In «Bring The Offerings Alms I Left At Your Doorstep», le immagini diventano ancora più metaforiche attraverso la presenza di un blocco di cemento legato a una corda…
Ho trovato un’interpretazione contemporanea nell’utilizzare le pietre di cemento con cui vengono occupati i parcheggi. M’interessava sia la natura concettuale dell’oggetto che la sua fisicità. È un blocco di cemento pesante che è sempre lì nel mio studio. L’ho usato per le mie performance. Quasi non mi accorgevo della presenza del fotografo, tanto ero impegnato con quell’oggetto, muovendomi intorno nello spazio, afferrandolo, alzandolo, portandolo. Queste fotografie sono usate come documentazione della performance.

Anche l’ombra entra nel lavoro diventandone parte: in un certo senso rappresenta un alter ego?
Si parla di tensioni, la relazione tra una tensione e l’altra. Parti che dialogano tra loro, ma anche che si combattono l’una contro l’altra.

C’è anche un riferimento alla sessualità?

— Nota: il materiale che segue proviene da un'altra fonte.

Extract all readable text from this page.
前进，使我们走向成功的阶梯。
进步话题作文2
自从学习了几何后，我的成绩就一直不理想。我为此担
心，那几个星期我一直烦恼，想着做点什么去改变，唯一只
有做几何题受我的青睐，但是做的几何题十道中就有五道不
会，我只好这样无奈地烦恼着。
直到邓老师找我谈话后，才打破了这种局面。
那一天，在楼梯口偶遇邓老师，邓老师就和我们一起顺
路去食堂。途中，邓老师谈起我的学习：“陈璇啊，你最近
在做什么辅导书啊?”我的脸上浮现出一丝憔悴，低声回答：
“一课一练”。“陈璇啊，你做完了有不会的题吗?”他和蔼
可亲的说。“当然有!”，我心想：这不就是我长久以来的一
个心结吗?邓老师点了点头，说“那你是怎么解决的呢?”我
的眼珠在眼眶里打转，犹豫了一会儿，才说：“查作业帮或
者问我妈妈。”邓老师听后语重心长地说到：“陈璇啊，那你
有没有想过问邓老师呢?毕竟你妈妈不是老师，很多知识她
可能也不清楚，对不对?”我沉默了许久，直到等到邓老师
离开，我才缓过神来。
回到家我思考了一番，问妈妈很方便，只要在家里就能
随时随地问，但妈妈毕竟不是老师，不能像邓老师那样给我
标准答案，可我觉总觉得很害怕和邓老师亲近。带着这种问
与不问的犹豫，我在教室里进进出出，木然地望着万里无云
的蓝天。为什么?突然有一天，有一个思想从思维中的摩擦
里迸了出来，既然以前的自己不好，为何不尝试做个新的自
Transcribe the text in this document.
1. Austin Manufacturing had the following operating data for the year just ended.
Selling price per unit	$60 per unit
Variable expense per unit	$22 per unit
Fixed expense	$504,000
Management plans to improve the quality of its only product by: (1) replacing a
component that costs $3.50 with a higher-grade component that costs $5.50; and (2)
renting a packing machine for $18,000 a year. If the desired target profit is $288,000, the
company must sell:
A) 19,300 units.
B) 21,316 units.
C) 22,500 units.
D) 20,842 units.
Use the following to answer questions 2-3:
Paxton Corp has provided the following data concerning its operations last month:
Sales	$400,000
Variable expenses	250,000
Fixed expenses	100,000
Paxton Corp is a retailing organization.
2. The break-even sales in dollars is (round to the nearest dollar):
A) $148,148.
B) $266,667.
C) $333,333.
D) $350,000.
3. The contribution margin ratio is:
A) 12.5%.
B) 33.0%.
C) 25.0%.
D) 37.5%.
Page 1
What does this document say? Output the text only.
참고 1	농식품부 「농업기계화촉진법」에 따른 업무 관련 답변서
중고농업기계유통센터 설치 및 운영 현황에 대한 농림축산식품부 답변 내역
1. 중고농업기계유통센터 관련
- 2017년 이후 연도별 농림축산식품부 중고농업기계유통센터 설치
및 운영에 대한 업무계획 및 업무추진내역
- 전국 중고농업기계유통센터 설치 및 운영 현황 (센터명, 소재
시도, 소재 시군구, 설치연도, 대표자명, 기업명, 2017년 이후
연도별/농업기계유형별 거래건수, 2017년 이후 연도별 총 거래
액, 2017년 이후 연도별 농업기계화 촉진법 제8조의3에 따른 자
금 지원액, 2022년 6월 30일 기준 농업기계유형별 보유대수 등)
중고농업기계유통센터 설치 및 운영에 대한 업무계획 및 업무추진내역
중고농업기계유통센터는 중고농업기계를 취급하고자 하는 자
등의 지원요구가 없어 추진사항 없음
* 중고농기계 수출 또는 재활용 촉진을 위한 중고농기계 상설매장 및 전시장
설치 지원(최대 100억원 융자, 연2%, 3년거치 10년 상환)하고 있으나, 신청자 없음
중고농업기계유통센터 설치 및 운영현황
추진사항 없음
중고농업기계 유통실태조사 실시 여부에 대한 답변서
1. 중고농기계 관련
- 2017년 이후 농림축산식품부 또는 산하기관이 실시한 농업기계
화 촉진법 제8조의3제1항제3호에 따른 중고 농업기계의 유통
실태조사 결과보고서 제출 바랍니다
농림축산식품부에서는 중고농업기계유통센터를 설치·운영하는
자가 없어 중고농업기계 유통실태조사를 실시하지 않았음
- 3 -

Penso che il corpo del lavoro sia incentrato più su spazi intimi in cui personalmente non posso avere accesso. È interessante che, però, possa aprire discorsi sulla sessualità. La domanda essenzialmente riguarda cosa voglia dire essere uomo. Ma, ad un certo punto la gente, soprattutto gli uomini, si sentono a loro agio a parlare di sessualità (ride). Lasciamo aperta questa chiave!